Snorkelling Limits and Safety Precautions
Knowing your limits and not exceeding them is excellent advice for 99.9% of activities in which a person participates. Snorkeling is not an exception. Going beyond your physical limits can turn an otherwise enjoyable adventure into an uncomfortable and potentially hazardous situation. The following are some guidelines and safety precautions that should be followed when engaging in snorkeling.
- Don't go in the water if you are tired or following any strenuous activities as it requires energy and stamina and could actually be considered a form of exercise in and of itself.
- Proper gear at minimum includes a mask, fins and snorkel. The mask should fit comfortably and enclose the nose. The fins should have some flexibility to the blade portion and follow manufacturer recommendations whether additional foot gear such as boots are needed when using them. Snorkels should have the appropriate bore size.
- Don't use any equipment that is damaged.
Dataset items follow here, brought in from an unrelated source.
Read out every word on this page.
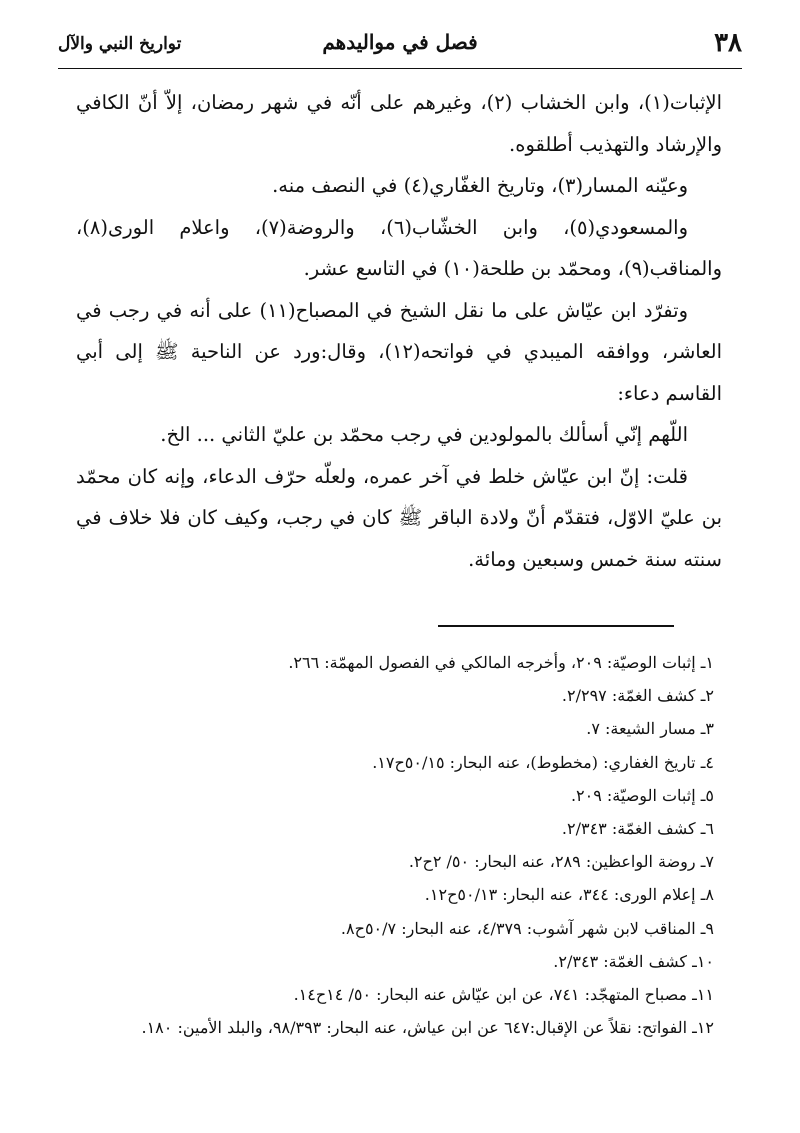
٣٨
فصل في مواليدهم
تواريخ النبي والآل

الإثبات(١)، وابن الخشاب (٢)، وغيرهم على أنّه في شهر رمضان، إلاّ أنّ الكافي والإرشاد والتهذيب أطلقوه.

وعيّنه المسار(٣)، وتاريخ الغفّاري(٤) في النصف منه.

والمسعودي(٥)، وابن الخشّاب(٦)، والروضة(٧)، واعلام الورى(٨)، والمناقب(٩)، ومحمّد بن طلحة(١٠) في التاسع عشر.

وتفرّد ابن عيّاش على ما نقل الشيخ في المصباح(١١) على أنه في رجب في العاشر، ووافقه الميبدي في فواتحه(١٢)، وقال:ورد عن الناحية ﷺ إلى أبي القاسم دعاء:

اللّهم إنّي أسألك بالمولودين في رجب محمّد بن عليّ الثاني ... الخ.

قلت: إنّ ابن عيّاش خلط في آخر عمره، ولعلّه حرّف الدعاء، وإنه كان محمّد بن عليّ الاوّل، فتقدّم أنّ ولادة الباقر ﷺ كان في رجب، وكيف كان فلا خلاف في سنته سنة خمس وسبعين ومائة.

١ـ إثبات الوصيّة: ٢٠٩، وأخرجه المالكي في الفصول المهمّة: ٢٦٦.

٢ـ كشف الغمّة: ٢/٢٩٧.

٣ـ مسار الشيعة: ٧.

٤ـ تاريخ الغفاري: (مخطوط)، عنه البحار: ٥٠/١٥ح١٧.

٥ـ إثبات الوصيّة: ٢٠٩.

٦ـ كشف الغمّة: ٢/٣٤٣.

٧ـ روضة الواعظين: ٢٨٩، عنه البحار: ٥٠/ ٢ح٢.

٨ـ إعلام الورى: ٣٤٤، عنه البحار: ٥٠/١٣ح١٢.

٩ـ المناقب لابن شهر آشوب: ٤/٣٧٩، عنه البحار: ٥٠/٧ح٨.

١٠ـ كشف الغمّة: ٢/٣٤٣.

١١ـ مصباح المتهجّد: ٧٤١، عن ابن عيّاش عنه البحار: ٥٠/ ١٤ح١٤.

١٢ـ الفواتح: نقلاً عن الإقبال:٦٤٧ عن ابن عياش، عنه البحار: ٩٨/٣٩٣، والبلد الأمين: ١٨٠.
Mask and fin straps, belts, keepers, buckles etc. should be inspected for any wear and tear prior to use and replaced if needed. A spare parts kit with appropriate replacement parts is always good to have on hand.
- It is not advisable to go in the water alone and much more enjoyable and safer with a snorkeling buddy.
- Children using snorkel gear should be supervised by adults at all times.
- If you are at a resort, check with the front desk or concierge on where to obtain information on local sites. Many resorts have onsite water activity coordinators or are associated with facilities which offer fee based boat tours. These, as well as local area dive stores, are your best resources for finding areas that offer good opportunities. Formal orientations should include information such as local marine life, special information regarding safety and even interesting history about the sites themselves. If your adventure is shore based, make sure that you take into account the water conditions including current, surf, wave action and tide, check the weather forecast.
- Exposure protection is always advisable both in and out of the water. T-shirts, sunglasses with polarised lenses and a hats are good for out of the water. In water exposure protection is also advised as heat loss in water is more rapid than on land so choosing exposure protection which offers some thermal insulation such as a neoprene shorty or jumpsuit is also a good idea. These suits will not only slow down the heat loss but will also add a measure of protection against sunburn and accidental contact with marine life such as corals and jellyfish.
- If you are incorporating hunting, harvesting or collecting any marine life, please obtain any necessary permits and be mindful of the laws and seasons for such activity.
- Assuming marine life such as dolphins will act as they do in the movies is a big mistake. There is a big difference between trained animals and wild animals. Avoid wearing reflective jewelry such as rings and dangling pendants as they are better used as fishing lures.